In the middle and back office, simple types of automation such as straight-through-processing (STP) have been steadily improving efficiency for decades. The result
for professionals employed in these fields has generally been beneficial, allowing them to focus on more value-added tasks rather than taking away their job.

“Today’s robo-advisors do not, in the vast majority of cases, qualify as AI since they are programmed to execute algorithms pre-determined by their programmers,” says Lekkas. “The ‘robo’ word caught on in the press, because the concept of machines replacing humans captured imaginations. But it is a case of simple automation similar to STP, albeit much more visible because it involves the client relationship.

“As an example, under increasing price pressure, AI could be used to deliver services to the retail and mass affluent client segments to keep the business cost-effective. It would be employed at scale to serve such clients with algorithms of increasing sophistication that exhibit adaptive behaviour, replacing the simple robo-advisors of today.”

However, Lekkas doesn’t envisage AI taking over completely. He believes that there is a threshold, above which banks and other financial service firms will still prefer to employ human advisers who can better understand their clients’ needs, and manage their reactions.

“Machine learning algorithms cannot explain their mechanisms and be understood by customers. In fields such as private banking, the cost of failing to meet client expectations is very high, so we expect that, in this kind of businesses, employees will continue to do interaction-rich jobs, performed with massive support of computer systems and algorithms necessary to cope with the ever-increasing amount of data.

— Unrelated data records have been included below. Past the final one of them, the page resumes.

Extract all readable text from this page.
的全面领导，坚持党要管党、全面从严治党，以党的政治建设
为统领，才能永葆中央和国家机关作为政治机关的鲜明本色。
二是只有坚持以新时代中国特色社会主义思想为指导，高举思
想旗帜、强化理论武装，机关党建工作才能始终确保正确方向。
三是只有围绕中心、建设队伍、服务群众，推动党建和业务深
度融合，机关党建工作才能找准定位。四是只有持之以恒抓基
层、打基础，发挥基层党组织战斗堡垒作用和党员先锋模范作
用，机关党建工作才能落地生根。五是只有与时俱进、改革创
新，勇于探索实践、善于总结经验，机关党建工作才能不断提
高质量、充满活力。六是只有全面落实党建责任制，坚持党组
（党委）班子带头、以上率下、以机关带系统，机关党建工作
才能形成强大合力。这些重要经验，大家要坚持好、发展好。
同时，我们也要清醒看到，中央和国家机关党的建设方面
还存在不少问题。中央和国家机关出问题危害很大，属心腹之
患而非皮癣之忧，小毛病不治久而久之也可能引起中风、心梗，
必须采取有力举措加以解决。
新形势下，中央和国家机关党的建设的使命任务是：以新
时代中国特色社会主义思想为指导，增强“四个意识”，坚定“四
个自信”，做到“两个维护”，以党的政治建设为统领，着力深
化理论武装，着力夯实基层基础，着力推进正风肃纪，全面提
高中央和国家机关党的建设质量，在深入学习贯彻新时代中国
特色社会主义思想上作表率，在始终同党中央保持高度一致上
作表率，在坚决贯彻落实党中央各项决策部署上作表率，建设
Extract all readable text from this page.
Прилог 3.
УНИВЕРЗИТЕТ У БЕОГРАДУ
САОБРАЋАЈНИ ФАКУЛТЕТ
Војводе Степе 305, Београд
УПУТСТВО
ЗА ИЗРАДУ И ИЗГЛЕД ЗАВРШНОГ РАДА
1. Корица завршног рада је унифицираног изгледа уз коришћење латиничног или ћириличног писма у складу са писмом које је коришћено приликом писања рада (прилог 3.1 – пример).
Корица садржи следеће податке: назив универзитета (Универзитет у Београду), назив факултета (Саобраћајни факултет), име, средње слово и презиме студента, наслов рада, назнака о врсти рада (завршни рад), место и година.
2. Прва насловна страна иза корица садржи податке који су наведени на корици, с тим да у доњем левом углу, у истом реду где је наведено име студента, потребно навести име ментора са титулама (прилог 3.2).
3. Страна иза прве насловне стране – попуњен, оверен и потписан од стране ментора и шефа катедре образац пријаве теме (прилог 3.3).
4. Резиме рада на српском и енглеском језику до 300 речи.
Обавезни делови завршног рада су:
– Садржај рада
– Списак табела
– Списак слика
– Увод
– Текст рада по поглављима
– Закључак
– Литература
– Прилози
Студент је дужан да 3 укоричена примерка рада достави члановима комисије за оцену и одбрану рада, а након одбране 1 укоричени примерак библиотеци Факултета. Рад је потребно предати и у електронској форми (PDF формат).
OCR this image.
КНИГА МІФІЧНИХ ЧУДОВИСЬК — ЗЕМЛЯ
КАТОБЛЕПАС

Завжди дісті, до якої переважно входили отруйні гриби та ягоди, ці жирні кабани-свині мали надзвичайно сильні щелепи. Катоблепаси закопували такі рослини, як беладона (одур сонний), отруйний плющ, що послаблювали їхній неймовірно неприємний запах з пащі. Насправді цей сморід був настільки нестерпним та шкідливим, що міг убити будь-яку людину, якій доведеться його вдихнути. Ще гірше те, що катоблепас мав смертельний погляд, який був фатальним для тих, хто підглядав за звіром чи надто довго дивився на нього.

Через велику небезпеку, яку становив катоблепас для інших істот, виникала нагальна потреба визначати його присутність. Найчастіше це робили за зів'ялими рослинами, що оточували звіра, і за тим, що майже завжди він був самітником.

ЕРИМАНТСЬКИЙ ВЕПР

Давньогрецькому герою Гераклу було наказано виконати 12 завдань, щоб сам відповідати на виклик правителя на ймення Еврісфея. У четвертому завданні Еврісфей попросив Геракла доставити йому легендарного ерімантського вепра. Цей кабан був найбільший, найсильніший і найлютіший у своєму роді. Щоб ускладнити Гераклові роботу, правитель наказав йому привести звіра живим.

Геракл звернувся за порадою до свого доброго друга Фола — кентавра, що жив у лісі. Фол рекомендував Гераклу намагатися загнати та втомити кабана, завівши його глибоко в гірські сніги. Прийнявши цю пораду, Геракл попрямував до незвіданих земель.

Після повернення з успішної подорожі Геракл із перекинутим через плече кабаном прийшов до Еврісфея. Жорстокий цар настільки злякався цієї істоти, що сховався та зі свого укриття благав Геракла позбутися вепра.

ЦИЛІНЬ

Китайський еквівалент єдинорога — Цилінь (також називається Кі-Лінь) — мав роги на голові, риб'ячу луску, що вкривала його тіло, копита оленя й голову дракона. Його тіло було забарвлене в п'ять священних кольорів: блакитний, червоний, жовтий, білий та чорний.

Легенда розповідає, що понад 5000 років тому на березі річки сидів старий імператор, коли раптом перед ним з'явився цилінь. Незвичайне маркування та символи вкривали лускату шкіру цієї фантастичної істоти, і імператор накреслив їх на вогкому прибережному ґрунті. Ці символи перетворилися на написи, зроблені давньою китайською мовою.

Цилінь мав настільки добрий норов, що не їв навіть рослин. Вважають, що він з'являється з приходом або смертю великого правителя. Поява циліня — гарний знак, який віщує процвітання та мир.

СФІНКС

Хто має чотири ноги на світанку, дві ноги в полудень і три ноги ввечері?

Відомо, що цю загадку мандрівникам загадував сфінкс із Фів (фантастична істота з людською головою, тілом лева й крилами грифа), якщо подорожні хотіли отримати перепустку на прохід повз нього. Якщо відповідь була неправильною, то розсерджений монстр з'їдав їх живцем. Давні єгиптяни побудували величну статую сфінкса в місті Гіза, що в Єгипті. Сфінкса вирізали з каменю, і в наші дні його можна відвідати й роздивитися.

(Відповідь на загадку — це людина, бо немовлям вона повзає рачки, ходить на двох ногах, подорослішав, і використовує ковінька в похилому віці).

“The same goes for decision-making roles such as insurance underwriting or lending. They could be completely delegated to AI – or still be mediated by professionals supported by AI, according to the customer value and type of business.

“While AI could significantly improve financial institutions’ risk management, through more in-depth assessment of risk in portfolios, it brings about uncertainties and distrust related to the possible misuse of this technology, in terms of concerns surrounding the security, privacy and quality of data.”

In addition to ‘chatbots’ for engaging with customers, expect to see the growing use of other systems such as voice digital assistants (VDAs), virtual agents and natural language processing (NLP) to pick up programmable tasks, says James Hall, CEO of RPA and AI solutions provider Genfour. Hall is one of the optimists, suggesting that the new technology won’t make humans redundant, but rather free them up for less mundane tasks than trawling through reams of data.

“Like any new technology or process, automation must deliver results,” he adds. “The beauty of RPA for financial services firms is that a process can be automated in a few weeks, while the results in terms of completed transactions and freed-up human resources are visible immediately. That’s in stark contrast to the typical core system transformation projects that take years to map out, much less execute.” So if 2016 was the year of the AI/RPA pilot, 2017 will be the year of adoption.

This article was published in the January 2017 issue of CIR Magazine.